Monday, July 06, 2015

Americans Can Hold Contradictions – Why Not Lawmakers

Anyone bent on loosening regulations on water quality and environmental protection overall is well advised to look at the new Harris Poll.

It shows that 77% of Americans support stricter environmental protection, a ratio of more than 3-to-1. This includes 58% of Republicans.

Showing the strength of those sentiments, those who feel strongly are 4 to 1 in favor of stricter environmental protection.

Americans also support less government regulation by a ratio of 2.4 to 1, including 57% of Democrats and 76% of Independents.

Those who feel strongly are 4.6-to-1 in favor of less government regulation.

Of course, according to Republican friends of mine who have held high office, opposition in that party is more about the fact that regulations aren’t being enforced and when they are, all too often it is unevenly.

So why is it then, that seemingly well-intended Republican lawmakers at the state and national level seem so indiscriminate when it comes to what they call regulation reform?

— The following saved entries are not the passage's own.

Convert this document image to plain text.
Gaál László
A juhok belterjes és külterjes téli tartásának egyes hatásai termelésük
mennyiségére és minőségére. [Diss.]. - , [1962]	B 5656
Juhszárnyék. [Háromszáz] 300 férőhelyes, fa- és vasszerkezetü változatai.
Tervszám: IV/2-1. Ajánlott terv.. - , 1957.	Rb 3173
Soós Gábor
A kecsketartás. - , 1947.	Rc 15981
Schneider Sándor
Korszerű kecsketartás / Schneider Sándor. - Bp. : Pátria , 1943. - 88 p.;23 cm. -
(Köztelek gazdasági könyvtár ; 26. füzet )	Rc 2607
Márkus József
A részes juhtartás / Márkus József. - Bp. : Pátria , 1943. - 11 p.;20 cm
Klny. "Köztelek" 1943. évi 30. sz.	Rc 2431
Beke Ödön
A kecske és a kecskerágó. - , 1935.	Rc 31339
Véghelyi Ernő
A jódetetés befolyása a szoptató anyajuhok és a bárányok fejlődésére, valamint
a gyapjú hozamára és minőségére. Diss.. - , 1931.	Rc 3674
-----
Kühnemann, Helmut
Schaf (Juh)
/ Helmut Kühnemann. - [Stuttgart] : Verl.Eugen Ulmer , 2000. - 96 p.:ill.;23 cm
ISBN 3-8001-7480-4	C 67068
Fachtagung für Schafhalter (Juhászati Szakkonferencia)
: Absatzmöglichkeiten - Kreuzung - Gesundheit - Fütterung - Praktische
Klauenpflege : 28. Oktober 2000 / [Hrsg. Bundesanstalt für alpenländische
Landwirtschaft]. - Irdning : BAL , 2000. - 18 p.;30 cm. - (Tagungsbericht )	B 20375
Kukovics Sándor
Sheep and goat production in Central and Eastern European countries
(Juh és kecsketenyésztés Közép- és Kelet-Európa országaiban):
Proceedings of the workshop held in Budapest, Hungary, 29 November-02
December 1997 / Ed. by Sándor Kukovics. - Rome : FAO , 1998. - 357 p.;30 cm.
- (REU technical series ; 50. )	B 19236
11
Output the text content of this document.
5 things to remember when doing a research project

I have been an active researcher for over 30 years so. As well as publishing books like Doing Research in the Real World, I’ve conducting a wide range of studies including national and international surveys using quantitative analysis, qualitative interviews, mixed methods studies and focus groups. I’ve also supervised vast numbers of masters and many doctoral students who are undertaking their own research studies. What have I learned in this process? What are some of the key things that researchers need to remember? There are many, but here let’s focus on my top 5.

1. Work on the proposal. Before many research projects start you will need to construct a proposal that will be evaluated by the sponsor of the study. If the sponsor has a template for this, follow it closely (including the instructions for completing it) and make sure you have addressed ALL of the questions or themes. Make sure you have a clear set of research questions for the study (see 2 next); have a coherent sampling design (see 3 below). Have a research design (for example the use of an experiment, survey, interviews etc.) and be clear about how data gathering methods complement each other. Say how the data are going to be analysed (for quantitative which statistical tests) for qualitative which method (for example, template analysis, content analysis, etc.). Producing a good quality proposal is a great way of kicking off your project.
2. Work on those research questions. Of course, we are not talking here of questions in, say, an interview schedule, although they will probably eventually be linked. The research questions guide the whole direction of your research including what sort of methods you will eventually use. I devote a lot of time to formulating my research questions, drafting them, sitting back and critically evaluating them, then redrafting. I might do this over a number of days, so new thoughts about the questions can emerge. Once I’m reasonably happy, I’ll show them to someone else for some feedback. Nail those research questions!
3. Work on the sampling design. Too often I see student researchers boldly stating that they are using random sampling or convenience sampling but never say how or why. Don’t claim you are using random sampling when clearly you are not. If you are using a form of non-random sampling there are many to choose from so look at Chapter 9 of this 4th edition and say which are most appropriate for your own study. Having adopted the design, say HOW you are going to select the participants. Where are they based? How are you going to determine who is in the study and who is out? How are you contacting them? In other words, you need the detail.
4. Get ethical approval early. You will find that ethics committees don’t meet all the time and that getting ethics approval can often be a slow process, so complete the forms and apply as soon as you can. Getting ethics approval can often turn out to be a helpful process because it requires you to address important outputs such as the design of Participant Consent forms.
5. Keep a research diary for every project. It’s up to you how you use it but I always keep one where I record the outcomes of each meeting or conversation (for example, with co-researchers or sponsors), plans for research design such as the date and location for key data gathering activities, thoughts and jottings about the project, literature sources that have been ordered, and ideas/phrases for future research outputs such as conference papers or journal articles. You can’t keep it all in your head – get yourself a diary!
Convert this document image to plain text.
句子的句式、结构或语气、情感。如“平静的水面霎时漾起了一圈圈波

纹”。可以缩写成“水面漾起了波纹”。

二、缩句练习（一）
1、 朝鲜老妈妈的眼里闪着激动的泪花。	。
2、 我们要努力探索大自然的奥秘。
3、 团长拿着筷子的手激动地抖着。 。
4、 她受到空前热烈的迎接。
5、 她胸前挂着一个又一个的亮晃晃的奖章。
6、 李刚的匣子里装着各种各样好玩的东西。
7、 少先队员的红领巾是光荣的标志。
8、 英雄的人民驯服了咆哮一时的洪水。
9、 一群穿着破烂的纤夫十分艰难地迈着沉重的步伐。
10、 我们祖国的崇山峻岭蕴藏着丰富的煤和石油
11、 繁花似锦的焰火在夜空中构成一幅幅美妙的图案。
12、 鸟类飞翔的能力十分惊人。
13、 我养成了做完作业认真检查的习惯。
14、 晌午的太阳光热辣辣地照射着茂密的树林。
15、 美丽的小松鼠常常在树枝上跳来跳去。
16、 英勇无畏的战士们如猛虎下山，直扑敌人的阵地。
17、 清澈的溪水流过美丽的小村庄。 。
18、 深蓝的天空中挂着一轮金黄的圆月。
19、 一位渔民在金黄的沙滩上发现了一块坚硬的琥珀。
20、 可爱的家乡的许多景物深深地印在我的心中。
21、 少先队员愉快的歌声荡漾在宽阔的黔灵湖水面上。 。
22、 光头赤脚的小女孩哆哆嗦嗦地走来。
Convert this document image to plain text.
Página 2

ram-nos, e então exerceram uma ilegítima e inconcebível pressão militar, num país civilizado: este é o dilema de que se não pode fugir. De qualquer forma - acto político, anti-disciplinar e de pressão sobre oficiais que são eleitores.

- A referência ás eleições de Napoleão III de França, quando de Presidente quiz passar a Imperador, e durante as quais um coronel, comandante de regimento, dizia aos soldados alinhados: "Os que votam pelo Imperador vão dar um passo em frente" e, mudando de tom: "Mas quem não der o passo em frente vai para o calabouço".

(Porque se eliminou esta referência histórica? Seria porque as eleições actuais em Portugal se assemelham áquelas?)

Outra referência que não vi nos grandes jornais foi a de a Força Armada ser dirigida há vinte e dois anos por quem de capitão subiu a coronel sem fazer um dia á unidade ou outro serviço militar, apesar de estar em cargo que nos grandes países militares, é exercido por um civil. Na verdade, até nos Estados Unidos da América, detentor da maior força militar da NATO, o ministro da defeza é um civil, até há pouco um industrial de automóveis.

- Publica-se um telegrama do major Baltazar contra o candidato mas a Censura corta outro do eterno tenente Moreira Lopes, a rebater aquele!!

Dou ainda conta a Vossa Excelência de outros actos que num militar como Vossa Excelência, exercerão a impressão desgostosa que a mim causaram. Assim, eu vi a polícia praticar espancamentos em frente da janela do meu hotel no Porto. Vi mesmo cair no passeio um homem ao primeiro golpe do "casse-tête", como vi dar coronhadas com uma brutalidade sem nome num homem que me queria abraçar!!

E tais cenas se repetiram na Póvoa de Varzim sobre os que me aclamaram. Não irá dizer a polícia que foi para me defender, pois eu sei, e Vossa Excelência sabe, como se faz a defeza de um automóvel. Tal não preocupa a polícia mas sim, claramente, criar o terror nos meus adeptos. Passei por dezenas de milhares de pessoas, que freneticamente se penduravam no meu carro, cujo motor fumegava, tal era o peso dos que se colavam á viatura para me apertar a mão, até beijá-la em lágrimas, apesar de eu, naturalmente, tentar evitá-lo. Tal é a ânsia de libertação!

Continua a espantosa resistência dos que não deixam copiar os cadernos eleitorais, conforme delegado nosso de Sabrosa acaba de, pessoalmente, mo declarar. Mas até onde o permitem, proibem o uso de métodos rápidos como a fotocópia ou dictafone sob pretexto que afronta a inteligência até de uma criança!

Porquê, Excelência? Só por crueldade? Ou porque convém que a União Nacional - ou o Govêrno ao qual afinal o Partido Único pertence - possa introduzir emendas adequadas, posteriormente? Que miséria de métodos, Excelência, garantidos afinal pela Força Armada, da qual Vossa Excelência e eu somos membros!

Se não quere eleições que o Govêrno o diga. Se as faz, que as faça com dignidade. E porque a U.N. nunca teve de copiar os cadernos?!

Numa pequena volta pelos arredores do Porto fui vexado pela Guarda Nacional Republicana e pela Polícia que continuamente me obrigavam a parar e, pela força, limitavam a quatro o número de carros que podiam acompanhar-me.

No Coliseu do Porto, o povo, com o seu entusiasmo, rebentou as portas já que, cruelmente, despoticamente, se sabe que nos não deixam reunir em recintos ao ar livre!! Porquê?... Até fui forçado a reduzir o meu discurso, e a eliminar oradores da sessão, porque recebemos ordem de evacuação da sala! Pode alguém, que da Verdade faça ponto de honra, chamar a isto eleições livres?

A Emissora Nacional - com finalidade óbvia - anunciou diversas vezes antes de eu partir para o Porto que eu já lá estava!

Some pundits speculate that it is a passive-aggressive reaction among those who have not had to actually govern before.  Others think it is because they hear or listen only to an eco-chamber of confirmation bias.

Others fear it is due to “solution aversion,” or what’s called “motivated skepticism.”

But it might be as simple as the inability for many people to “hold contradictions in creative tension,” a condition that seems to escalate when people are elected to high office where they become adversarial listeners.

It’s the same discomfort that prevents so many of us from thinking strategically, a discomfort with uncertainty, paradox and ambiguity.

There is a term for the inability to hold contradictory ideas simultaneously.  Researchers In psychology call it cognitive dissonance.

It makes some elected officials seem suddenly too stupid to accept what their constituents obviously can, the seeming paradoxical views that we need stricter environmental protection and less government regulation.

Or is it that special interests won’t let them?

The issue of gun rights is another example.  By a margin of 59% to 41%, Americans support stricter gun control including more than a third of Republicans.

Americans opposed to stricter gun measures also include 43% of Independents and 20% of Democrats.

Those who feel strongly in favor of stricter gun control (38%) outnumber those strongly opposed (24%) according to the Harris poll.

Even more telling though, according to recent Pew poll, is that even a majority of NRA member households while adamant about protecting gun rights are also heavily (74%) in favor some measures of gun control such as background checks for private gun sales.

In fact, a third also support bans on assault-style weapons and high-capacity ammunition clips.

Political ideology has been defined as “an interrelated set of moral and political attitudes that possesses cognitive, affective, and motivational components.”

It may be useful as a means to funnel and align ideas but it can also make us blind to subtleties and contradictions we hold.  At its worst though, in the words of Pope Francis, it makes us “hostile and arrogant” as well as stupid.

Many of us want desperately for our states and nation to be led by lawmakers who can hold contradictions such as those I’ve used as examples in this essay but that will mean more than a swing of the pendulum of whose in the majority.

As Americans, we each need to be better at expressing the contradistinctions we hold rather than just hoping elected officials more diligently read opinion polls.

In his extraordinary book entitled Healing the Heart of Democracy: The Courage to Create a Politics Worthy of the Human Spirit, Dr. Parker J. Palmer, a Quaker educator and writer, notes that five interwoven habits of the heart are needed.

He uses two words to summarize all five: “chutzpah and humility.”

By chutzpah he means having “a voice that needs to be heard and the right to speak it.”

By humility he means “accepting the fact that my truth is always partial and may not be true at all – so I need to listen with openness and respect, especially to “the other,” as much as I need to speak my own voice with clarity and conviction.”

Usually, anyone running for office has the first on steroids.

When we elect representatives, I dare say that it is the latter that should guide our choice.